The company said it had noticed a “network traffic anomaly” on 3 May which corresponded to an unusual the movement of data from one of its databases and had decided to “assume the worst” and inform LastPass users of the danger.
“We know roughly the amount of data transferred and that it's big enough to have transferred people's email addresses, the server salt and their salted password hashes from the database,” the company said in a blog. “We also know that the amount of data taken isn't remotely enough to have pulled many users.”
Because the password database is encrypted, hackers would need to launch a dictionary attack on the stolen data in order to make it usable, which would put users logging in with shorter or easily-guessed passwords at high risk. Anyone using a longer, complex password would be safe.
“Unfortunately not everyone picks a master password that's immune to brute forcing,” the company said.
To avoid the possibility of impersonation, the company will only allow the master password to be reset after first verifying the email address and noting whether users access the service from known IP addresses.
By its nature – LastPass is a browser-accessed password database for multiple websites – the service’s users are hugely vulnerable should a compromise of the service occur. A hacker cracking a LastPass password could use it to log in to dozens of third-party websites.

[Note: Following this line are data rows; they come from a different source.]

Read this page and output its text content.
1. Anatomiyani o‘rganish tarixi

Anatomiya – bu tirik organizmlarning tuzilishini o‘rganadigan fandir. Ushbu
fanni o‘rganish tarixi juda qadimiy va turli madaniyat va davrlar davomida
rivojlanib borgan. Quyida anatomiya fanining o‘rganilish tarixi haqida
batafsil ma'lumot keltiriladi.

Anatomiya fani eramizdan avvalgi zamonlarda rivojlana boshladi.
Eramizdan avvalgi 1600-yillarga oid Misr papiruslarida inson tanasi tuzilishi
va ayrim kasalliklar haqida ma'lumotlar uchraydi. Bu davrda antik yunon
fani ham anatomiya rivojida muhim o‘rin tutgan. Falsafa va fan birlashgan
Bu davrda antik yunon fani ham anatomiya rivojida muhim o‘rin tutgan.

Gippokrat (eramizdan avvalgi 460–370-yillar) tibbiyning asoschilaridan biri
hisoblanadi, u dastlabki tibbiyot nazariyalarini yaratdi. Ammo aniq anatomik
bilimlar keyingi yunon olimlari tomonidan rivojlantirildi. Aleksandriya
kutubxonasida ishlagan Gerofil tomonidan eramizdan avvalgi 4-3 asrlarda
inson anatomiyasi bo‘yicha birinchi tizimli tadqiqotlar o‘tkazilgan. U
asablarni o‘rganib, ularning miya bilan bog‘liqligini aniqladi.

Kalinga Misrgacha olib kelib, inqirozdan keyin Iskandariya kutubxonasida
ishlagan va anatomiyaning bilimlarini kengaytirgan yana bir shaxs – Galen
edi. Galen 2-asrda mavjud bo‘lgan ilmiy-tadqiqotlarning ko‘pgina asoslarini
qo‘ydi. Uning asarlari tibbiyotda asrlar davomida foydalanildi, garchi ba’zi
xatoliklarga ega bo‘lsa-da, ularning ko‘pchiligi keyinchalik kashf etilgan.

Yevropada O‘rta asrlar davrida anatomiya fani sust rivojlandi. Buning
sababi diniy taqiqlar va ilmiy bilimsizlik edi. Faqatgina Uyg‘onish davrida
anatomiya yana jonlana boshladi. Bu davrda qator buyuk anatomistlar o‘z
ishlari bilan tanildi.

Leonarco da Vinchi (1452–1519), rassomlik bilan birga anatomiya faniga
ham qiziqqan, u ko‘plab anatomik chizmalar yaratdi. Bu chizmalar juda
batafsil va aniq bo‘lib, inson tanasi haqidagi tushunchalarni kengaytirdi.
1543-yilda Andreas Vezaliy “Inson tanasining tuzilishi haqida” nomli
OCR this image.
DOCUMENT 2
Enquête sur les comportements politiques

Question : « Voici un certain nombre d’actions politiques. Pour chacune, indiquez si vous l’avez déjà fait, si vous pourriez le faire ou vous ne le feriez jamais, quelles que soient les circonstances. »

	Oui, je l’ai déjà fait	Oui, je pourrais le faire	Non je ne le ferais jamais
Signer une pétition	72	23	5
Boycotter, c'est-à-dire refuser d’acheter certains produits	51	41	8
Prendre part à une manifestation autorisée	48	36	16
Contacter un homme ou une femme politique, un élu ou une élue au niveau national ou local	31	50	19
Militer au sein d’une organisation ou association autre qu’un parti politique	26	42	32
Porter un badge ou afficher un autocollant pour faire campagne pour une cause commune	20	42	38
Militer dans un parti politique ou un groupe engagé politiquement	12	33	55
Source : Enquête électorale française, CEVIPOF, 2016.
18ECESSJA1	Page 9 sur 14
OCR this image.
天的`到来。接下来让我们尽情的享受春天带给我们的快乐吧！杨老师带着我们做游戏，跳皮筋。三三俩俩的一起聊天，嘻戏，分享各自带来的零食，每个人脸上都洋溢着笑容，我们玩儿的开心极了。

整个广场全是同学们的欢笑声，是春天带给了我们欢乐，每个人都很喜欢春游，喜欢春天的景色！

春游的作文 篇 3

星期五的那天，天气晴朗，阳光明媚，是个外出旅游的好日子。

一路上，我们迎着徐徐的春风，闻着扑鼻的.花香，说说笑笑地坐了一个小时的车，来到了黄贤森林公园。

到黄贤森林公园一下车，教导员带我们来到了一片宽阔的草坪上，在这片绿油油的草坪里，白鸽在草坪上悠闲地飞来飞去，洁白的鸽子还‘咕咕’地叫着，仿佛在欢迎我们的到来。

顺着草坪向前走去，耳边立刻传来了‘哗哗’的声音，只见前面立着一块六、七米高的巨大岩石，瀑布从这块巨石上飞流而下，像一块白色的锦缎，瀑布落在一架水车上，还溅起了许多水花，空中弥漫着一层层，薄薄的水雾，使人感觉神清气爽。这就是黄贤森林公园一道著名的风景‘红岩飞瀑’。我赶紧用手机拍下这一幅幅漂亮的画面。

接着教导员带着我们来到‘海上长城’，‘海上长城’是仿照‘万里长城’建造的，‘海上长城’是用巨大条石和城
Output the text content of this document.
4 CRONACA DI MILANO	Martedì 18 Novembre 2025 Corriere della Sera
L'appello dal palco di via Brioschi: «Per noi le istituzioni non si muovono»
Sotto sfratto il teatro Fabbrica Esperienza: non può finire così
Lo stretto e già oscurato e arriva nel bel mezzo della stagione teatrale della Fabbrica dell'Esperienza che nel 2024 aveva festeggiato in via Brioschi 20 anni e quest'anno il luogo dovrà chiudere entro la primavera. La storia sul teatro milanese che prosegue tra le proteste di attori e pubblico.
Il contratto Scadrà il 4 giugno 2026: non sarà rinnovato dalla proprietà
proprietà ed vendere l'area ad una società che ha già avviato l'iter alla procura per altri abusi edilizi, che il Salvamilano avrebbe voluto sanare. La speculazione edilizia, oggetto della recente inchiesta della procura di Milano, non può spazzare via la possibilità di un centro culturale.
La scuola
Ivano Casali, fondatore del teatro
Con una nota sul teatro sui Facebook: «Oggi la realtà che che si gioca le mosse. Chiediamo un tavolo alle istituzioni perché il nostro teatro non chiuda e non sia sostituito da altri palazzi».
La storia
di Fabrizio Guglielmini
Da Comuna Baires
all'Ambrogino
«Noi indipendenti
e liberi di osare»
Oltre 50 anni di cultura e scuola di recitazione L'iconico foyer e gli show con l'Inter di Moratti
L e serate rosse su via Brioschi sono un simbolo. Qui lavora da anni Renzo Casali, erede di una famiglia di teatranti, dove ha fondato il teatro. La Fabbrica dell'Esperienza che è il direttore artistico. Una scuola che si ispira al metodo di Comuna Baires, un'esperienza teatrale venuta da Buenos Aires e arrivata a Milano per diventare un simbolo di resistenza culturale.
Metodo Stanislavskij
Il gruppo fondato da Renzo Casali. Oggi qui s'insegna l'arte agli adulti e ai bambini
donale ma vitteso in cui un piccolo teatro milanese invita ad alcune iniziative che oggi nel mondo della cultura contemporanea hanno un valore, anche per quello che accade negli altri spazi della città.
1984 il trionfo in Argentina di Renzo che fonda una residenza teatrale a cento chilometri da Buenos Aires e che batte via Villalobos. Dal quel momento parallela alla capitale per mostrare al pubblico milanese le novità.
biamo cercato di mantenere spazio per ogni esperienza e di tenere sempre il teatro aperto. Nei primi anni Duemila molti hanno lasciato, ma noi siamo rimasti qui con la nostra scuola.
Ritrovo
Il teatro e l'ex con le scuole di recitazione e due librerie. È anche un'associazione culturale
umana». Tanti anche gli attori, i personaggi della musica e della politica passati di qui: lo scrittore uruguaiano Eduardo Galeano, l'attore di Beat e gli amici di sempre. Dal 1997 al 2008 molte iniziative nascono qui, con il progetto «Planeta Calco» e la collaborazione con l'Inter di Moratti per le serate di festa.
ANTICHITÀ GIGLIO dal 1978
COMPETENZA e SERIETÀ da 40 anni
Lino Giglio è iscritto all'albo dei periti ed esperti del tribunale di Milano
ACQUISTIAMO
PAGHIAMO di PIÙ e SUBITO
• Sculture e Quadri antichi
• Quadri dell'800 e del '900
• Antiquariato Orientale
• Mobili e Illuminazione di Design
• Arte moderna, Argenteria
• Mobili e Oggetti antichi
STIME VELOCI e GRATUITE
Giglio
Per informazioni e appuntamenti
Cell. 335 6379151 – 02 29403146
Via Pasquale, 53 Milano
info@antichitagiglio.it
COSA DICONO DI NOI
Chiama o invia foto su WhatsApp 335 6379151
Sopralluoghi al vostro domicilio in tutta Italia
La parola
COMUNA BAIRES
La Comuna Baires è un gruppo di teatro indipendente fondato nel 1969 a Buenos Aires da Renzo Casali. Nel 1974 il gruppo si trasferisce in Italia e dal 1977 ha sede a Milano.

Against that has to be set the huge insecurity of logging into multiple websites separately, possibly using the same insecure passwords. LastPass includes tools to automatically generate secure passwords and even analyse and rank the security of the ones already in use. The tool is highly regarded by its users.
LastPass said it now planned to speed a planned migration to the more database encryption scheme, PBKDF2, a key-stretching mechanism designed to protect against dictionary hacking of stolen passwords.